“No More Family Secrets”

I have a 19 year old sister who is very much aware of my struggles. My two youngest sisters however, aged 10 and 12, have been kept very much in the dark about my mental health history. Sister no. 3 was only a toddler when things started getting difficult for me, and has no recollection of visiting me in hospital or any inkling of my being ill at all. Sister no. 2 however has been experiencing fragmented memories of places and situations I have been in over the years, and has started asking questions and trying to make sense of them. She has sensed that there have been secrets, and has been anxious about what has been kept from her, which is totally legitimate.

We have been talking as a family for a few months about the need to tell her ‘the truth’. It is quite remarkable that despite living with them around one third of the time, we have been able to get away with the excuses and cover-ups for all the times I have been ‘away’. 

“Rehab or hospital? No of course not, that was a health and relaxation retreat!”

“Boston? Oh yes of course, I was studying abroad for university!”

“Anorexia? No way, it was just a stomach problem and the doctors had to find out what it was!”

These were the excuses we fed my sisters when they were too young to know the truth, in an effort to protect them from the painful reality we so desperately wanted to shield them from.

However, yesterday, after these months of consideration, and upon a specific opportunity which arose, my dad and stepmum took the plunge and told my 12 year old sister ‘the truth’. 

Finding out about this was a really big moment for me, and it came as a heck of a shock considering the spontaneity of the decision and my lack of presence. I spent most of the day crying and catastrophising over the loss of the identity I have portrayed to her for so long. Few people I am close to in my life knew as little as she did about my struggles. I think because I wish that I could be the person she thought I was, without all the messy bits on the side which have made up so much of my story, I am grieving the shattering of that false reality.  

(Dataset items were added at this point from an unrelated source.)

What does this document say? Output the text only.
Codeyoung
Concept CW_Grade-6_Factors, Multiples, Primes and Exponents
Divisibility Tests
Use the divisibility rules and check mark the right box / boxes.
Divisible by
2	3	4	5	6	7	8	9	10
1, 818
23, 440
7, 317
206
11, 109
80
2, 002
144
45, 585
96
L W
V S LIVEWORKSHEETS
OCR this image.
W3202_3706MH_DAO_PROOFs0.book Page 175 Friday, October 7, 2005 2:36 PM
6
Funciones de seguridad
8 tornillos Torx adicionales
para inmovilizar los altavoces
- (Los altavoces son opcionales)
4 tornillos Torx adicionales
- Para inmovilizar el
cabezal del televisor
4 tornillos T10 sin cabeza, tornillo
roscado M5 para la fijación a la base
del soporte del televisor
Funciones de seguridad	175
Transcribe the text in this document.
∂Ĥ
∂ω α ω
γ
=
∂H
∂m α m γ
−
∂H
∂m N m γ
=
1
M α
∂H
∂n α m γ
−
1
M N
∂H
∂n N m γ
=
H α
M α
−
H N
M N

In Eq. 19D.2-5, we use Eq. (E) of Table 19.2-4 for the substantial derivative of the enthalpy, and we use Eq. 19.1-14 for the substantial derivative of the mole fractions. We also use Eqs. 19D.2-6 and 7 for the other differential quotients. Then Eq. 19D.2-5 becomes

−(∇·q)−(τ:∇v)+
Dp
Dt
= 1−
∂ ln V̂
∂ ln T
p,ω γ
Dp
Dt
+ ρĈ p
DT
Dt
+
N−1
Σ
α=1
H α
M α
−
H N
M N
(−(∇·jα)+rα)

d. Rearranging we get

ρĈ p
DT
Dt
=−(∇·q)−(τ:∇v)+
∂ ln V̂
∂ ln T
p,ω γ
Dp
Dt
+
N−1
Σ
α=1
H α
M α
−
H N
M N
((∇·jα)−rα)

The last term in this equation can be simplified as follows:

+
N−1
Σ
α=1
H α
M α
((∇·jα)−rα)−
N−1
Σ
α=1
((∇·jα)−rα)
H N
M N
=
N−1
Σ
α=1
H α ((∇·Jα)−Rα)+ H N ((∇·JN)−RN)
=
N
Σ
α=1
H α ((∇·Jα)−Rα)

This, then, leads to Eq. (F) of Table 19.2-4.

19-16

People keep telling me that she sees me as a role model, that I’m brave and that I’m working very hard to overcome my mental health difficulties – and that she can look up to me for this. They tell me I’m strong and they tell me my sister will see this too, regardless. But sometimes I don’t want to be strong. And even when I feel weak, I want that to be okay too.

I don’t want to be a role model if it is related to this challenging prolonged recovery from mental illness and years of suffering. I don’t want the pressure and I don’t want it to identify me in the way that it does. 

Kids see your personality and your way of interacting with them in the world from one side. They see you in the way you present yourself to be. They see a huge amount of truth but they also miss many of the deeply hidden realities. The truth is that my true personality is “disordered” and my life much more complex than what meets the eye. 

Now that my sister is no longer a kid, now that she knows the truth, I fear that she’ll never see me in the same light again. The façade has been shattered. 

I don’t want to be seen as ill or recovering or labeled or vulnerable in the way that fits my truth. I don’t want her to feel the need to protect me, or worse even, to fear me. I don’t even want to be brave or strong or inspirational if it’s anything to do with my mental health. 

I hate how this has to define me, and yet there is no escaping the ways in which it does.

I don’t want to be anything to her in relation to my struggles. I just want to be her big sister.